2.5.    Het hoger beroep is gegrond. De aangevallen uitspraak dient te worden vernietigd. Doende hetgeen de rechtbank zou behoren te doen, overweegt de Afdeling als volgt.
2.6.    Appellant betoogt dat het college ten onrechte heeft geweigerd handhavend op te treden tegen de in afwijking van de bouwvergunning van 10 augustus 2001 gebouwde garage.
2.7.    Niet in geschil is dat de garage is gebouwd in afwijking van de verleende bouwvergunning en dat daarmee is gehandeld in strijd met artikel 40, eerste lid, van de Woningwet, zodat het college terzake handhavend kon optreden.
2.8.    Gelet op het algemeen belang dat gediend is met handhaving, zal in geval van overtreding van een wettelijk voorschrift het bestuursorgaan dat bevoegd is om met bestuursdwang of een last onder dwangsom op te treden, in de regel van deze bevoegdheid gebruik moeten maken. Slechts onder bijzondere omstandigheden mag het bestuursorgaan weigeren dit te doen. Dit kan zich voordoen indien concreet uitzicht op legalisatie bestaat. Voorts kan handhavend optreden zodanig onevenredig zijn in verhouding tot de daarmee te dienen belangen dat van optreden in die concrete situatie behoort te worden afgezien.

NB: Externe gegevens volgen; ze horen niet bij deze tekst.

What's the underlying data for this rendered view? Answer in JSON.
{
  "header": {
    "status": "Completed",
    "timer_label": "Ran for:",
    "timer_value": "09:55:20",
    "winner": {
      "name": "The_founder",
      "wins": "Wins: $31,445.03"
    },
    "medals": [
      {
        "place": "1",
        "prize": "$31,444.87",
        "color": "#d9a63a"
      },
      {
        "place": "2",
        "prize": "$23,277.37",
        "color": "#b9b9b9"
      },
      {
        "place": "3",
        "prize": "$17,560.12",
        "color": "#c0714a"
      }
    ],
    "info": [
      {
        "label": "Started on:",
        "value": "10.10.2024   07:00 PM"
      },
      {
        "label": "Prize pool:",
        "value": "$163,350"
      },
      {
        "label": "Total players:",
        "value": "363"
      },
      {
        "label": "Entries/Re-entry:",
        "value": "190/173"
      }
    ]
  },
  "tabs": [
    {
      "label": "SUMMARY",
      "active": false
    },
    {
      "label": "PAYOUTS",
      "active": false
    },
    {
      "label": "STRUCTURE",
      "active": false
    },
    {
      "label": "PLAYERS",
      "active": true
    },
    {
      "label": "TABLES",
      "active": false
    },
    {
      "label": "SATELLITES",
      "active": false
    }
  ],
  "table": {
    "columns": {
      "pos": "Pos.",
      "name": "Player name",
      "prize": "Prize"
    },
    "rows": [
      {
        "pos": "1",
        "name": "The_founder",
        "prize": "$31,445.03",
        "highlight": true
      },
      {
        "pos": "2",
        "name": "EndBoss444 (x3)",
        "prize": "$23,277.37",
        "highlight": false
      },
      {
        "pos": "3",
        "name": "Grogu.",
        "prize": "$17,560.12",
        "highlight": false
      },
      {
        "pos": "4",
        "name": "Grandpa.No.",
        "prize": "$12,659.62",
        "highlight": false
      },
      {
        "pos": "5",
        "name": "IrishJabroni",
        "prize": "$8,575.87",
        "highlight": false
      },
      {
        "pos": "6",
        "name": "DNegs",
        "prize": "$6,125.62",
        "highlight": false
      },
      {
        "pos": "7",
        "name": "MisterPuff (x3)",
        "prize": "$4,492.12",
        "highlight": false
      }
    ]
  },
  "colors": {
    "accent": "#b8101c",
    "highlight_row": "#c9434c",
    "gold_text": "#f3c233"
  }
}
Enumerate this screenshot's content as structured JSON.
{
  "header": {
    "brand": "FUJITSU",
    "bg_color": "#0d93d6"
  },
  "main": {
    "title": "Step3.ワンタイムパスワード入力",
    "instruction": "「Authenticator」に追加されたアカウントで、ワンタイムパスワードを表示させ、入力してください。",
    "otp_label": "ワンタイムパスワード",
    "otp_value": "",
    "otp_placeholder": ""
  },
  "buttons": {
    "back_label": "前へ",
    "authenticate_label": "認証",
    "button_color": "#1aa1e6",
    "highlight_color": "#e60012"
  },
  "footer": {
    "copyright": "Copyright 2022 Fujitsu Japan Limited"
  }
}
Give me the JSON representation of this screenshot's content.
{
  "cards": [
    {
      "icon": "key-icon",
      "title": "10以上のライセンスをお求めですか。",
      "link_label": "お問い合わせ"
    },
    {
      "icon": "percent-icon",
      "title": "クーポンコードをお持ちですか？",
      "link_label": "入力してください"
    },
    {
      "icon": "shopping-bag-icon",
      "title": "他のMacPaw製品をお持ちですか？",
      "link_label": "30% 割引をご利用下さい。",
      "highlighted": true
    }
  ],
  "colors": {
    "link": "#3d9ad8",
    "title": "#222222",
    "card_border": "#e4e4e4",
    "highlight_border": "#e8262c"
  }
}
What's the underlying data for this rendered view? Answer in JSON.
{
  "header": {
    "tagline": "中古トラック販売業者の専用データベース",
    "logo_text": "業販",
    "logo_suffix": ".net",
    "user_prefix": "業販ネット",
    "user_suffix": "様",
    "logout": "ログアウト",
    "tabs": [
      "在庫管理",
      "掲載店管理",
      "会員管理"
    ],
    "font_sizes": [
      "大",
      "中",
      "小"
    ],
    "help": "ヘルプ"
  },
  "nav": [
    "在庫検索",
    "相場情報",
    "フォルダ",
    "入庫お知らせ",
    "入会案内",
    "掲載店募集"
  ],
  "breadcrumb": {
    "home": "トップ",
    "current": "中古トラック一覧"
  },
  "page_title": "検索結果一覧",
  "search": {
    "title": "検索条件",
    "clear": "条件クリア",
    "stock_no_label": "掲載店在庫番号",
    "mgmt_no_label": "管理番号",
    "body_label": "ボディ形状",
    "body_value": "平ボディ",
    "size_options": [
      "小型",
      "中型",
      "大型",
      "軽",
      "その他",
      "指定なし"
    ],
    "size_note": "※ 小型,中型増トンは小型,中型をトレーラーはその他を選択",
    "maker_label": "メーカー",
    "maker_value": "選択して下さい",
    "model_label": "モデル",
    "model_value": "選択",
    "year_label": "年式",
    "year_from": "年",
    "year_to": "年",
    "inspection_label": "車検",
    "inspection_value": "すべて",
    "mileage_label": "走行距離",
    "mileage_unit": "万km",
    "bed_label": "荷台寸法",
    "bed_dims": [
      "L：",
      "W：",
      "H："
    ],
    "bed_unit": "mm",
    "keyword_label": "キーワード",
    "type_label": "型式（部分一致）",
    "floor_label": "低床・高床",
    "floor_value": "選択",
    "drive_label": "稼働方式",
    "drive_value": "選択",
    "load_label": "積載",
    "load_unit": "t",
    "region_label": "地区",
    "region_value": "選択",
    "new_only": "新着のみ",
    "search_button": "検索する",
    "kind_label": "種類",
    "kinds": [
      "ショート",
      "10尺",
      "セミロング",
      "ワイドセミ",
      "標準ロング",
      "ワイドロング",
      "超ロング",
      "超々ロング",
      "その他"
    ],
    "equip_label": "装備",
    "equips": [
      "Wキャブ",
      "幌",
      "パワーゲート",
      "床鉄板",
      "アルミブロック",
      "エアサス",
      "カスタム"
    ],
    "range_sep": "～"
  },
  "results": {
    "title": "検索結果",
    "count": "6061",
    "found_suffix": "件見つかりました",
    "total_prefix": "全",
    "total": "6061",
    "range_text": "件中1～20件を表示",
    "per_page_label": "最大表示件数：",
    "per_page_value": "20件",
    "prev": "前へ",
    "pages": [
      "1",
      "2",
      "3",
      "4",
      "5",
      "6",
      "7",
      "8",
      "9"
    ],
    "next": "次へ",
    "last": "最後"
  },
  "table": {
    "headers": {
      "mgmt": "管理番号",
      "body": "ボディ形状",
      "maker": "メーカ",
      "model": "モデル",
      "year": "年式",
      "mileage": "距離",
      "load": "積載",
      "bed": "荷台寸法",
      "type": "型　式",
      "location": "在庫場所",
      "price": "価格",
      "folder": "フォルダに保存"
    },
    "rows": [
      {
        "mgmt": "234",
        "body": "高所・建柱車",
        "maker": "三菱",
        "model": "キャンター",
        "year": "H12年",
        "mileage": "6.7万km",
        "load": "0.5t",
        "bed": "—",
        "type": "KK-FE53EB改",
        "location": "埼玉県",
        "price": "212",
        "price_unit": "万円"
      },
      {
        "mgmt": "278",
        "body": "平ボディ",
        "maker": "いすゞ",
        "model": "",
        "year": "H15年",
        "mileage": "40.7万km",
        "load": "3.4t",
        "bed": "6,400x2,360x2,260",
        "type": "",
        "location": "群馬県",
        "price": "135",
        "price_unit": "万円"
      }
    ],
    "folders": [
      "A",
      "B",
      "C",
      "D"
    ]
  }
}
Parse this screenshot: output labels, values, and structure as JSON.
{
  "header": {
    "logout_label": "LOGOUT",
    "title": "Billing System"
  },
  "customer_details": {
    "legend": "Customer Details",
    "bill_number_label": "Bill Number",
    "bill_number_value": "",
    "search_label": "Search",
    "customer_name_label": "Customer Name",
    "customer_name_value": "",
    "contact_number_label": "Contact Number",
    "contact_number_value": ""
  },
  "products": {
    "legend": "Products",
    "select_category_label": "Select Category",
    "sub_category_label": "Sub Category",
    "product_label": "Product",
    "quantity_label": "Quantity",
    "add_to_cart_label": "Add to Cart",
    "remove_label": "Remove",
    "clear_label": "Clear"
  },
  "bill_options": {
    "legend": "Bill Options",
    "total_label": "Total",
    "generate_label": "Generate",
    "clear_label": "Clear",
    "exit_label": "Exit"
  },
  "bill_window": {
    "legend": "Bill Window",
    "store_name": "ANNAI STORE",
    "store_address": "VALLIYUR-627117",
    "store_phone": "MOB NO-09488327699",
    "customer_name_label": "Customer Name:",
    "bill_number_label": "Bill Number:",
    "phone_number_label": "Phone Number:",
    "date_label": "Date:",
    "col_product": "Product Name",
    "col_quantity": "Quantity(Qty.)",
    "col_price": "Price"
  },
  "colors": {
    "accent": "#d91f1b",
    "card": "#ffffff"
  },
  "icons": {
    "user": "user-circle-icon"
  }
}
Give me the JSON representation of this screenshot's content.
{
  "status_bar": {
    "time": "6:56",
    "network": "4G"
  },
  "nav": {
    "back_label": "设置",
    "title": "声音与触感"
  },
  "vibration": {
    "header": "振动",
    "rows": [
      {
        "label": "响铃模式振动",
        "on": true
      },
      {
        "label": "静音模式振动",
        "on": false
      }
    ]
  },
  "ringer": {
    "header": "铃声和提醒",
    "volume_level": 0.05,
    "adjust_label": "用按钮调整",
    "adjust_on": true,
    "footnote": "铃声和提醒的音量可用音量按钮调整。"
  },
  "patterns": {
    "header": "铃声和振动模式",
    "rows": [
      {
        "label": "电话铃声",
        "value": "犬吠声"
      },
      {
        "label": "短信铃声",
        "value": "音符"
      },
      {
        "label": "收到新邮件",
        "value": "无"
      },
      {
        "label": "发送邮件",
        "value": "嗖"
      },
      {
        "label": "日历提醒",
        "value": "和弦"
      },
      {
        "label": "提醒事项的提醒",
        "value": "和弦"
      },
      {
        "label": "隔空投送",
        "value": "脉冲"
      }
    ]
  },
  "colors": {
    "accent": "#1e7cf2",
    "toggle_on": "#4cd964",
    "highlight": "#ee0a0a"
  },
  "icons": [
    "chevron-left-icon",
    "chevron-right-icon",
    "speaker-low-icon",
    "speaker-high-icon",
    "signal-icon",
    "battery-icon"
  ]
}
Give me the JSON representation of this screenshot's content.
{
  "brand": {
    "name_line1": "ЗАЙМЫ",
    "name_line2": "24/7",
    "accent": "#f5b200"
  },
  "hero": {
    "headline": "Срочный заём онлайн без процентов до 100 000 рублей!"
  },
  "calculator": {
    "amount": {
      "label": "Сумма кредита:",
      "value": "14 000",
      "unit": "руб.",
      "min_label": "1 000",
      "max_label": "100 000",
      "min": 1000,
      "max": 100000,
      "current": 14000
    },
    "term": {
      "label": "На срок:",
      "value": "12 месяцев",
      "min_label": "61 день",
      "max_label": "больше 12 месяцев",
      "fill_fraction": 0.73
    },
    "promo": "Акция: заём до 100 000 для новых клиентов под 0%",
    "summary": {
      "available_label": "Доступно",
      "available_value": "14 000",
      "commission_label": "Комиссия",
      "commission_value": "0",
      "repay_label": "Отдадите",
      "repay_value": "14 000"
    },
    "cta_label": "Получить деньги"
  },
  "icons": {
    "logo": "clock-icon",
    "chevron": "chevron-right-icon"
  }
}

2.9.    De garage is gebouwd op een afstand van 2,75 meter van de perceelsgrens. Op grond van een voorwaarde die was verbonden aan de bouwvergunning van 10 augustus 2001 had de afstand 5 meter moeten zijn. Die afstand is door het college verlangd, omdat het er vanuit ging dat de garage moet worden aangemerkt als een bedrijfsgebouw. Op grond van artikel 10.2.3, aanhef en onder f, van de voorschriften van het bestemmingsplan "Buitengebied 1998" (hierna: het bestemmingsplan) mag de afstand van een bedrijfsgebouw tot de perceelsgrens niet minder dan 5 meter bedragen. Het college heeft zich thans echter op het standpunt gesteld dat de garage moet worden aangemerkt als een bijgebouw. Nu het bestemmingsplan met betrekking tot bijgebouwen geen minimale afstand tot de perceelsgrens voorschrijft, is de garage zoals die is opgericht niet in strijd met het bestemmingsplan, zodat daarvoor een bouwvergunning kan worden verleend. Voor de stelling van appellant dat de garage wordt gebruikt voor andere doeleinden dan het bestemmingsplan toelaat en met het oog daarop ook is opgericht, zijn geen aanwijzingen. Voorts is van strijd met artikel 29 van het bestemmingsplan, de zogenaamde dubbeltelbepaling, geen sprake, nu het oprichten van de garage er niet toe heeft geleid dat een ander bouwwerk niet langer voldoet aan het bestemmingsplan. Aldus bestaat concreet uitzicht op legalisatie. Nu appellant voorts onmiskenbaar meer nadeel zou ondervinden van de garage indien deze gebouwd zou worden conform de bouwvergunning van 10 augustus 2001, mocht het college weigeren om handhavend op te treden.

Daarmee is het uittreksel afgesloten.